A Mid-South Conference on LISA-Related Agroforestry Practices and Policies

Project Overview

Project Type: Research and Education
Funds awarded in 1990: $18,000.00
Projected End Date: 12/31/1993
Matching Non-Federal Funds: $46,495.00
Region: Southern
State: Arkansas
Principal Investigator:
D. Henderson
Winrock International Institute for Agricultural Development

Annual Reports


Not commodity specific


  • Crop Production: agroforestry
  • Education and Training: technical assistance, conference


    Agroforestry systems offer farmers practical land-use alternatives for marginal agricultural lands beyond high-input agriculture and low-output forestry systems. Agroforestry technologies help farmers diversify production, improve ecological sustainability, and increase economic productivity. Agroforestry concepts and practices need to be encouraged in the mid-South as part of mainstream agricultural practice, research, and extension.

    To increase understanding of and encourage more work on agroforestry, Winrock International Institute for Agricultural Development convened a 2-day conference in November 1990 on agroforestry practices and policies for the mid-South states. The conference brought together innovative farmers, researchers, and extension personnel from public and private institutions in the mid-South to discuss opportunities and mechanisms for strengthening LISA-related agroforestry strategies by agricultural extension and forestry landowner assistance agencies. Participants shared state-of-the-art agroforestry information and examined policies for encouraging development and adoption of LISA-compatible agroforestry technologies and programs.

    The conference resulted in published conference proceedings which contain the most current available information on agroforestry technologies, research, and extension activities within the mid-South states.

    To help facilitate communication, Winrock International and the center for Appropriate Technology Transfer for Rural Areas (ATTRA) published in August 1993, a directory listing individuals and organizations with an interest in and knowledge of agroforestry. The Directory is specifically oriented to the mid-South region, but includes several listing of expertise of potential value nationally and internationally. The Directory includes 278 listings, organized into sections of farmers and researchers, each listed in alphabetical order by state.

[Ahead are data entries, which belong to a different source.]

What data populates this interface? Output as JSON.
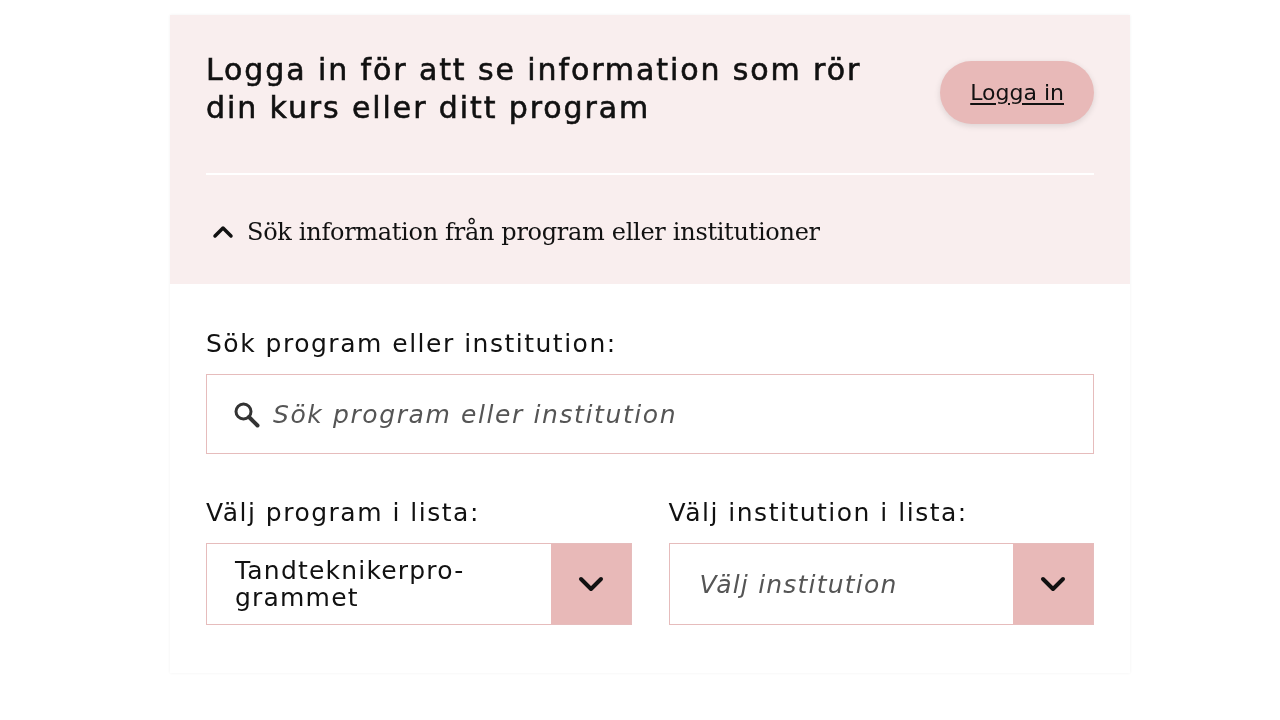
{
  "login_banner": {
    "heading": "Logga in för att se information som rör din kurs eller ditt program",
    "button": "Logga in"
  },
  "search_toggle": {
    "label": "Sök information från program eller institutioner",
    "expanded": true
  },
  "search": {
    "label": "Sök program eller institution:",
    "placeholder": "Sök program eller institution"
  },
  "selects": [
    {
      "label": "Välj program i lista:",
      "value": "Tandteknikerpro-grammet"
    },
    {
      "label": "Välj institution i lista:",
      "placeholder": "Välj institution"
    }
  ]
}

    The Directory was published in a hard copy format and distributed to numerous individuals and organizations in that format. ATTRA is maintaining and will continuously update the database used to generate the printed Directory.

    Project objectives:

    Winrock International planned and conducted a 2-day conference (November 28-29, 1990) on agroforestry practices, research, and policies related to low-input, sustainable agriculture (LISA) in the mid-South states of Alabama, Arkansas, Kentucky, Louisiana, Mississippi, Missouri, Oklahoma, Tennessee, and Texas. In addition, Winrock, in cooperation with the center for Appropriate Technology Transfer for Rural Areas (ATTRA), produced a directory of individuals and organizations interested in agroforestry in the mid-South states. The Conference and Directory were to provide innovative farmers, researchers, extension personnel, and specialists from public and private institutions opportunities to:

    1) Share state-of-the-art information on LISA-related agroforestry concepts, research, and practices for the coastal plain, Mississippi Delta, and upland regions of the mid-South region of the U.S.

    2) Promote agroforestry research and extension strategies, emphasizing multidisciplinary and collaborative activities.

    3) Discuss the economic and environmental benefits that low-input agroforestry strategies bring to farmers and rural environments.

    4) Examine policies affecting the development and adoption of LISA- compatible agroforestry technologies and programs.

    5) Encourage stronger programmatic emphasis on LISA-related agroforestry strategies by agricultural extension and forestry landowner assistance agencies in the mid-South states.

    6) Establish a mid-South Agroforestry Network to link farmers, researchers, extension personnel, non-governmental advisory agents, and policy makers involved in agroforestry.

    7) Improve communication through participation in a directory of agroforestry practitioners and researchers produced in association with the conference.

    Any opinions, findings, conclusions, or recommendations expressed in this publication are those of the author(s) and do not necessarily reflect the view of the U.S. Department of Agriculture or SARE.